Start with a pipeline that has structural issues and use analysis as a diagnostic checklist.

broken =
  Dataflow.new()
  |> Dataflow.add_source(:ingress, label: "Ingress")
  |> Dataflow.add_transform(:worker, label: "Worker")
  |> Dataflow.add_transform(:orphan_processor, label: "Orphan")
  |> Dataflow.add_sink(:db, label: "DB")
  |> Dataflow.add_sink(:never_reached, label: "Unreachable Sink")
  |> Dataflow.connect(:ingress, :worker)
  # worker -> db is forgotten!
  # orphan_processor has no inputs
  # never_reached has no inputs

Kino.VizJS.render(Dataflow.to_dot(broken))

Diagnosis

IO.inspect(Analysis.orphan_nodes(broken), label: "Orphans (no incoming edges)")
IO.inspect(Analysis.dead_ends(broken), label: "Dead ends (no outgoing edges)")
IO.inspect(Analysis.topological_sort(broken), label: "Topological sort")

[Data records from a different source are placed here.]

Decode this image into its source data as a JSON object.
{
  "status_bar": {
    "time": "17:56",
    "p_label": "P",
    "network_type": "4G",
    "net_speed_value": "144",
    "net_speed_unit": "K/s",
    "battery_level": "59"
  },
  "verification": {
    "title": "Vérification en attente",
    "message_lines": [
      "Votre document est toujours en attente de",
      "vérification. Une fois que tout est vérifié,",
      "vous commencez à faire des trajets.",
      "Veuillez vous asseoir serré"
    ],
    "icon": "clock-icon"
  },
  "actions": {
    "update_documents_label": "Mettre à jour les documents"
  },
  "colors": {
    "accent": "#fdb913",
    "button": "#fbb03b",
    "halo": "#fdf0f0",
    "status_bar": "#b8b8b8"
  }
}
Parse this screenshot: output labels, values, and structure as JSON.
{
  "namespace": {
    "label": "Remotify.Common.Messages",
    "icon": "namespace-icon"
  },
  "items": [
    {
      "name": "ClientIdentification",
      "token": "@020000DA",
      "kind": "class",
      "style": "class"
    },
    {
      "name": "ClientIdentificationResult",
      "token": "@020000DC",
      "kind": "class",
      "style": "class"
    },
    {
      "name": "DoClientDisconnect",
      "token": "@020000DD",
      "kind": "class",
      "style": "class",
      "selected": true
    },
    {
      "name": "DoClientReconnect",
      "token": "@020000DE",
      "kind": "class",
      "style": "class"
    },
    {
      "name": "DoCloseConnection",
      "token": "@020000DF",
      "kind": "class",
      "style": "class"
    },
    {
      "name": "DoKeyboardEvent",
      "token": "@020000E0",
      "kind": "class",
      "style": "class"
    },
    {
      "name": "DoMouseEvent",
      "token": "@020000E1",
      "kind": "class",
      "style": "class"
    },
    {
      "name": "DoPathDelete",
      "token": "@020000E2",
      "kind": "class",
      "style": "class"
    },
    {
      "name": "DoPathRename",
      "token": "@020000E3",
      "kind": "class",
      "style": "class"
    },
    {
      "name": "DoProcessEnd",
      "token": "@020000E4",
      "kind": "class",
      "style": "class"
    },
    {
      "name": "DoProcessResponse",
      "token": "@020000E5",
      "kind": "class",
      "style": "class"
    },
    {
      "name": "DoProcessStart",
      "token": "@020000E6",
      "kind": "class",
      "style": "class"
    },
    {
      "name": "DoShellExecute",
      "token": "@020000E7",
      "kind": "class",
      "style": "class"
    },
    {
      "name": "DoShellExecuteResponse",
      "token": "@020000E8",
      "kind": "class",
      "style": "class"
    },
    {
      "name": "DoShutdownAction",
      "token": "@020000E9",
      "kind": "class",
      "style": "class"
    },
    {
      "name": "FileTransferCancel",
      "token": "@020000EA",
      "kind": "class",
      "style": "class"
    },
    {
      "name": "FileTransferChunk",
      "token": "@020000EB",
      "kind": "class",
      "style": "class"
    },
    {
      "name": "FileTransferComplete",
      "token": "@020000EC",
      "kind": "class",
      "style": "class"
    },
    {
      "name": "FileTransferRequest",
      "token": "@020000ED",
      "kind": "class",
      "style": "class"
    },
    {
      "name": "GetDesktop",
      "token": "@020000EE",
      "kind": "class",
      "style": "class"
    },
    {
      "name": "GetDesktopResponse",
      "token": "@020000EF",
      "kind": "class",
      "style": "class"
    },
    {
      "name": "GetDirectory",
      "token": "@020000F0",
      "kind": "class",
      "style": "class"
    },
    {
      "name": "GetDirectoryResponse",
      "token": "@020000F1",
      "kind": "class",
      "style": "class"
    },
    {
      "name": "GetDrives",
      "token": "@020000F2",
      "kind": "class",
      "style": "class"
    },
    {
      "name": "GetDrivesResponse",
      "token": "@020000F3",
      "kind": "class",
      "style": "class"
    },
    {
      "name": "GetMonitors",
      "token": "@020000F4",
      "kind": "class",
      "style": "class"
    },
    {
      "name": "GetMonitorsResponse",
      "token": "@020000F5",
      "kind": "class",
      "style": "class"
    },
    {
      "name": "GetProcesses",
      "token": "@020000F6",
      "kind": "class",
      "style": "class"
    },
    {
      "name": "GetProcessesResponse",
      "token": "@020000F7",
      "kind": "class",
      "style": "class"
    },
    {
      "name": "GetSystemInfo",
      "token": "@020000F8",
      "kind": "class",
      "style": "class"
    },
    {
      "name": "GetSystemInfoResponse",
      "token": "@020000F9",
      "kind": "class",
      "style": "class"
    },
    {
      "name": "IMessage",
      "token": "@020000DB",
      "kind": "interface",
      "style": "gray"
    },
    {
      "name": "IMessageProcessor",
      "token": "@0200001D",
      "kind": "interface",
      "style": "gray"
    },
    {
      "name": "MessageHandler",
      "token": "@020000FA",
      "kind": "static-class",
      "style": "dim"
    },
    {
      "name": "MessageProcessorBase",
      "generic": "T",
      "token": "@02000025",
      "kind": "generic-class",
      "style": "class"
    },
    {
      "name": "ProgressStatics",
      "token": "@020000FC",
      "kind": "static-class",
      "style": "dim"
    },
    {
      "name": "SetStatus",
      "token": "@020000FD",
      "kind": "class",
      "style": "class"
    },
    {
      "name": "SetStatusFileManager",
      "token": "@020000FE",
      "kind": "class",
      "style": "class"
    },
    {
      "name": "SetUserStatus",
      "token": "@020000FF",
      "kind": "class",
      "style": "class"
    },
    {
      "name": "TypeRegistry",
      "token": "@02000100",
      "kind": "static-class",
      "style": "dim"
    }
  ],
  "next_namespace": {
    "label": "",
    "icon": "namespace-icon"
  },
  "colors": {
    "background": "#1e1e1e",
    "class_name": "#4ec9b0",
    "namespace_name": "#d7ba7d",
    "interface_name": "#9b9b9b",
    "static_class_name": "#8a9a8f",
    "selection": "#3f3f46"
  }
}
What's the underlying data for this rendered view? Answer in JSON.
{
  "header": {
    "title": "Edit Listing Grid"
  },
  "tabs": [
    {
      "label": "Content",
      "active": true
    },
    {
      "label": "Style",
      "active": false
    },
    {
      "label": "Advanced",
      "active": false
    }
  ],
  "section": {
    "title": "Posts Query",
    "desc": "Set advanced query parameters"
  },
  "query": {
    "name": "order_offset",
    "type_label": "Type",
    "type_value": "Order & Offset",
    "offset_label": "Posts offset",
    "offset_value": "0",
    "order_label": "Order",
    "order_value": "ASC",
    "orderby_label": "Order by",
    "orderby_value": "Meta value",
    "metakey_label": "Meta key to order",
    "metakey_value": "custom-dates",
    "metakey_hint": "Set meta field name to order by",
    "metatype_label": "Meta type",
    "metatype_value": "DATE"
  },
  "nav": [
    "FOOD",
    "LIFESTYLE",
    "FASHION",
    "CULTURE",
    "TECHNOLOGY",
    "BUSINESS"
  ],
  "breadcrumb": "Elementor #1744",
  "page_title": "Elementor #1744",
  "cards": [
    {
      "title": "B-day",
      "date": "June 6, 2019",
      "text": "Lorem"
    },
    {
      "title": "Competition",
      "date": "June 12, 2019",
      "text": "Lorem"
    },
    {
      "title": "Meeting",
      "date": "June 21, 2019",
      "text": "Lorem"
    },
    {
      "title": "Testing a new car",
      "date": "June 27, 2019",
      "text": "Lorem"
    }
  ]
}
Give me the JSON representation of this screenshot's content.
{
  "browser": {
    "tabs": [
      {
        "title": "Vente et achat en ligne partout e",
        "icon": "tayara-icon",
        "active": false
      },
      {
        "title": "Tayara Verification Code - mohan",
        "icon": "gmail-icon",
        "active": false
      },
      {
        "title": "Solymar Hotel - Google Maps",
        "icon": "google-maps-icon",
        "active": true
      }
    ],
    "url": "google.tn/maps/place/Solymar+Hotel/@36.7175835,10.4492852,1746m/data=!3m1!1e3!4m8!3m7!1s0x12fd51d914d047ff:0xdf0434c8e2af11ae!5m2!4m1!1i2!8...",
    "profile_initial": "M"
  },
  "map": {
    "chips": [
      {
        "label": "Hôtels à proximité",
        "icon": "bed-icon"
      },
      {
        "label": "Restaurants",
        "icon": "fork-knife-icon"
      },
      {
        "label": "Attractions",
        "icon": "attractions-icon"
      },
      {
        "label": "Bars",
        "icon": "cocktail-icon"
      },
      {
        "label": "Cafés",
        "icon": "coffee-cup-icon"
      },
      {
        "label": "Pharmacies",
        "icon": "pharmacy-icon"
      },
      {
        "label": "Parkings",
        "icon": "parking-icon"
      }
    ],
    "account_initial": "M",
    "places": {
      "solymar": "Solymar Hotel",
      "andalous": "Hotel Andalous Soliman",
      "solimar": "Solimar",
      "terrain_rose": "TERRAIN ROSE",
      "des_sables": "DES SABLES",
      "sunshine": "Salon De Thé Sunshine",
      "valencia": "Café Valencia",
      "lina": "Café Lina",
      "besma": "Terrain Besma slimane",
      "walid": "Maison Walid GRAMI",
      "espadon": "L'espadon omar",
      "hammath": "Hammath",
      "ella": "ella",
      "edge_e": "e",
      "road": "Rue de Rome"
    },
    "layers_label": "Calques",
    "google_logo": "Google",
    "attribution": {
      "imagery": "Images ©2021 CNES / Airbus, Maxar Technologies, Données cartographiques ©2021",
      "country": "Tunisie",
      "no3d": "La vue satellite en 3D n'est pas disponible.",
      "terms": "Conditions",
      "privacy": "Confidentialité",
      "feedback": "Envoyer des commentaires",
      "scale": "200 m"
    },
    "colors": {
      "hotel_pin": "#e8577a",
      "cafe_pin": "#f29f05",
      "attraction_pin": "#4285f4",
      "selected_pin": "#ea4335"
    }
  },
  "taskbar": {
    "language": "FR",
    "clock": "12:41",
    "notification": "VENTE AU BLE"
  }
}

The orphan processor and unreachable sink are immediately flagged. The missing worker → db connection means the database sink is also orphaned.

The Fix

fixed =
  Dataflow.new()
  |> Dataflow.add_source(:ingress, label: "Ingress")
  |> Dataflow.add_transform(:worker, label: "Worker")
  |> Dataflow.add_sink(:db, label: "DB")
  |> Dataflow.connect(:ingress, :worker)
  |> Dataflow.connect(:worker, :db)

IO.inspect(Analysis.orphan_nodes(fixed), label: "Orphans after fix")
IO.inspect(Analysis.dead_ends(fixed), label: "Dead ends after fix")
Kino.VizJS.render(Dataflow.to_dot(fixed))

Advanced: Custom Theming

Build a theme that matches your organisation’s brand colours.

brand_theme =
  Choreo.Theme.custom(
    colors: %{
      source: "#10b981",
      transform: "#3b82f6",
      buffer: "#f59e0b",
      conditional: "#8b5cf6",
      merge: "#ec4899",
      sink: "#ef4444"
    },
    node_fontcolor: "white",
    edge_color: "#94a3b8",
    graph_bgcolor: "#0f172a"
  )

Kino.VizJS.render(Dataflow.to_dot(microservices, theme: brand_theme))

Summary

Question Function
“Will it deadlock?” Analysis.cyclic?/1
“What’s the execution order?” Analysis.topological_sort/1
“Are there dangling nodes?” Analysis.orphan_nodes/1
“Where will it choke?” Analysis.bottlenecks/1
“How fast can it go?” Analysis.simulate/1
“What’s the slowest path?” Analysis.longest_path/1
“Group related nodes visually” Dataflow.add_cluster/3 + cluster: "name" option on nodes
“Render to DOT” Dataflow.to_dot/2

Dataflow diagrams as code mean your pipeline architecture is version-controlled, reviewable, and analyzable. Every time you add a transform or buffer, you can immediately see the impact on latency, throughput, and bottlenecks — before you deploy.